On 10/2/2013 4:17 AM, Alain Ketterlin wrote:
Terry Reedy <tjre...@udel.edu> writes:

Part of the reason that Python does not do tail call optimization is
that turning tail recursion into while iteration is almost trivial,
once you know the secret of the two easy steps. Here it is.

Assume that you have already done the work of turning a body recursive
('not tail recursive') form like

def fact(n): return 1 if n <= 1 else n * fact(n-1)

As I said in response to randomxxx, even this 0th step (recursion to recursion transformation) requires assumptions or carefully reasoning about the properties of the operations.
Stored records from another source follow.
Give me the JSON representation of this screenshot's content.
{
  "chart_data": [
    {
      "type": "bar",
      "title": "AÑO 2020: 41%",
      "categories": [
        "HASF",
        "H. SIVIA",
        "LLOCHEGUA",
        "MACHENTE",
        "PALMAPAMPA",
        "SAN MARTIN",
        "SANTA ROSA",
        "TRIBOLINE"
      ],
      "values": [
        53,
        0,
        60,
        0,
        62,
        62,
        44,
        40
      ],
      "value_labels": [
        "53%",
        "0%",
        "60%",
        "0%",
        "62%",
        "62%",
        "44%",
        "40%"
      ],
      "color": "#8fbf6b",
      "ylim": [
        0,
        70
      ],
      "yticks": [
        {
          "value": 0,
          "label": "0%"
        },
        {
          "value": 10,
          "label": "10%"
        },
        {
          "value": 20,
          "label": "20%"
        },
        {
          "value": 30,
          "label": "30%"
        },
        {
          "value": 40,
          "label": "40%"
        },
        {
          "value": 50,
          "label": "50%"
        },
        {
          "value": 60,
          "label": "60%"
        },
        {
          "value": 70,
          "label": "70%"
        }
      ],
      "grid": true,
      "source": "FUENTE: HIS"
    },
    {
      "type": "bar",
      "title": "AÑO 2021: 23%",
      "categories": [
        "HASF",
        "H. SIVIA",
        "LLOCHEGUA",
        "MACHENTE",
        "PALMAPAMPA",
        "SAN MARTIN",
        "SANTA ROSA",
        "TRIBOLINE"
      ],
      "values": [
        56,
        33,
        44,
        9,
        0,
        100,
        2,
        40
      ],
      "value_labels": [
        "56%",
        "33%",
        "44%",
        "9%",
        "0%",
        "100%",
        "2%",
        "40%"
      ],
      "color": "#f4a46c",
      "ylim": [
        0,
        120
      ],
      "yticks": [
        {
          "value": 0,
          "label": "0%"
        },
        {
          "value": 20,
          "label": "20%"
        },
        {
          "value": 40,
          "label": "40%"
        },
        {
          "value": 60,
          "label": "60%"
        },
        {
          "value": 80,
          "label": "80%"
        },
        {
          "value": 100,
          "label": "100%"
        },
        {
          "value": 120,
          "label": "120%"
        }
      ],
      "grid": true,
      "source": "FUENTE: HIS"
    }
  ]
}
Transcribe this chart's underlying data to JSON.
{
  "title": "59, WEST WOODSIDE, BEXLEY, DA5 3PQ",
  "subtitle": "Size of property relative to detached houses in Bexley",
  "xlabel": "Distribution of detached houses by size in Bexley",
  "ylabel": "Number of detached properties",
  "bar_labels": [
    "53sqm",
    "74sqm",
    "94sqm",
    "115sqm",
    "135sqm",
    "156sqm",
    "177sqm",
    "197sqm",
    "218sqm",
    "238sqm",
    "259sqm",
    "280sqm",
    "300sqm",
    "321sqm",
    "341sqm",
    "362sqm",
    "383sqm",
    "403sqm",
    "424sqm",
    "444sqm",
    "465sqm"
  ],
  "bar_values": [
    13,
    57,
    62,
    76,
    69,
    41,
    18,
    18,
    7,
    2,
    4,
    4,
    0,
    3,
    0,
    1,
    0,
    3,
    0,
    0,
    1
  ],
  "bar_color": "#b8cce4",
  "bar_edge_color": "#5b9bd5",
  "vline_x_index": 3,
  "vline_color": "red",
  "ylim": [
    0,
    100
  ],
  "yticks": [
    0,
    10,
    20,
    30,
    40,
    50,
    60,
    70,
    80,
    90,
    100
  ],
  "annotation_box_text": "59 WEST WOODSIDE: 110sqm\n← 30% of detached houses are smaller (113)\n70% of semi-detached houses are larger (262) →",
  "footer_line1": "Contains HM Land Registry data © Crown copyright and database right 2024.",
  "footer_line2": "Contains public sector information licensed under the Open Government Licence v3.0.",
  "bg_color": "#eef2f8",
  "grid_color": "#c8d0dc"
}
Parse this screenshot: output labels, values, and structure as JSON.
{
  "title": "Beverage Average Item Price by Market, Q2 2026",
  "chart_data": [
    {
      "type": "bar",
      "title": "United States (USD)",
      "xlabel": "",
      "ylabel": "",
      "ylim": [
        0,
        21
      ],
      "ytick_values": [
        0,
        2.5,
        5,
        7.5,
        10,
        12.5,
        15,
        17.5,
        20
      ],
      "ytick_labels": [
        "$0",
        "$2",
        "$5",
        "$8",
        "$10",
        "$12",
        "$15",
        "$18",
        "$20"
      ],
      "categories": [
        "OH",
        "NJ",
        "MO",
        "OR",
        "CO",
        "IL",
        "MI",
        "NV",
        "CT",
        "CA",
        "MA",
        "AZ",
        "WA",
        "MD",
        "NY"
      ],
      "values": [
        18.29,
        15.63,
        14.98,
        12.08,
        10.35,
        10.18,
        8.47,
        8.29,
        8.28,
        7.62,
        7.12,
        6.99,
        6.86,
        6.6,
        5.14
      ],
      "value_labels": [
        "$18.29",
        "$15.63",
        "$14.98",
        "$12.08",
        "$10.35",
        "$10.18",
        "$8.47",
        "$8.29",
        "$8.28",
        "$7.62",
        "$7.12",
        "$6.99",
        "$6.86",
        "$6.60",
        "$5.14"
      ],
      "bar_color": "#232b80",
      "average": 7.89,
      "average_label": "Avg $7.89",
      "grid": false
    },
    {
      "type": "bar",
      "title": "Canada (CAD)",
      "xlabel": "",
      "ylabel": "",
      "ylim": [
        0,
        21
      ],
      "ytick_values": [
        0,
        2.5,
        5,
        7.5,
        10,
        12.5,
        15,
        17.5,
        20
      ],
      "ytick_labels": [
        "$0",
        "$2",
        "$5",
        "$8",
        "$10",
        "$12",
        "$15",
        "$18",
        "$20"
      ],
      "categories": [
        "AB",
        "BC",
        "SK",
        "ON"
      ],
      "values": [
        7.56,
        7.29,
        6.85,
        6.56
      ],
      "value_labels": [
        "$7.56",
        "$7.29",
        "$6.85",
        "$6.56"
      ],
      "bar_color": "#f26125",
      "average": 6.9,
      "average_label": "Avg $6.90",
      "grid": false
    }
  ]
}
into a tail recursion like
[...]

How do know that either "<=" or "*" didn't rebind the name "fact" to
something else? I think that's the main reason why python cannot apply
any procedural optimization (even things like inlining are impossible,
or possible only under very conservative assumption, that make it
worthless).

-- Alain.

P/S: don't take me wrong; your explanation is excellent (and very useful
to python programmers). What I say is that it relies on assumptions that
do not apply to python.

Program transformations (usually intended to be optimizations), whether automatic or manual, are infamous for being buggy in not always being correct because of hidden assumptions that are not always true.

CPython core developers have be very conservative about what tranformations they put into the compiler. (1,2,3) can always be compiled as a constant, and so it is. [1,2,3] might or might not be a constant, depending on the context, and no attempt is made to analyze that.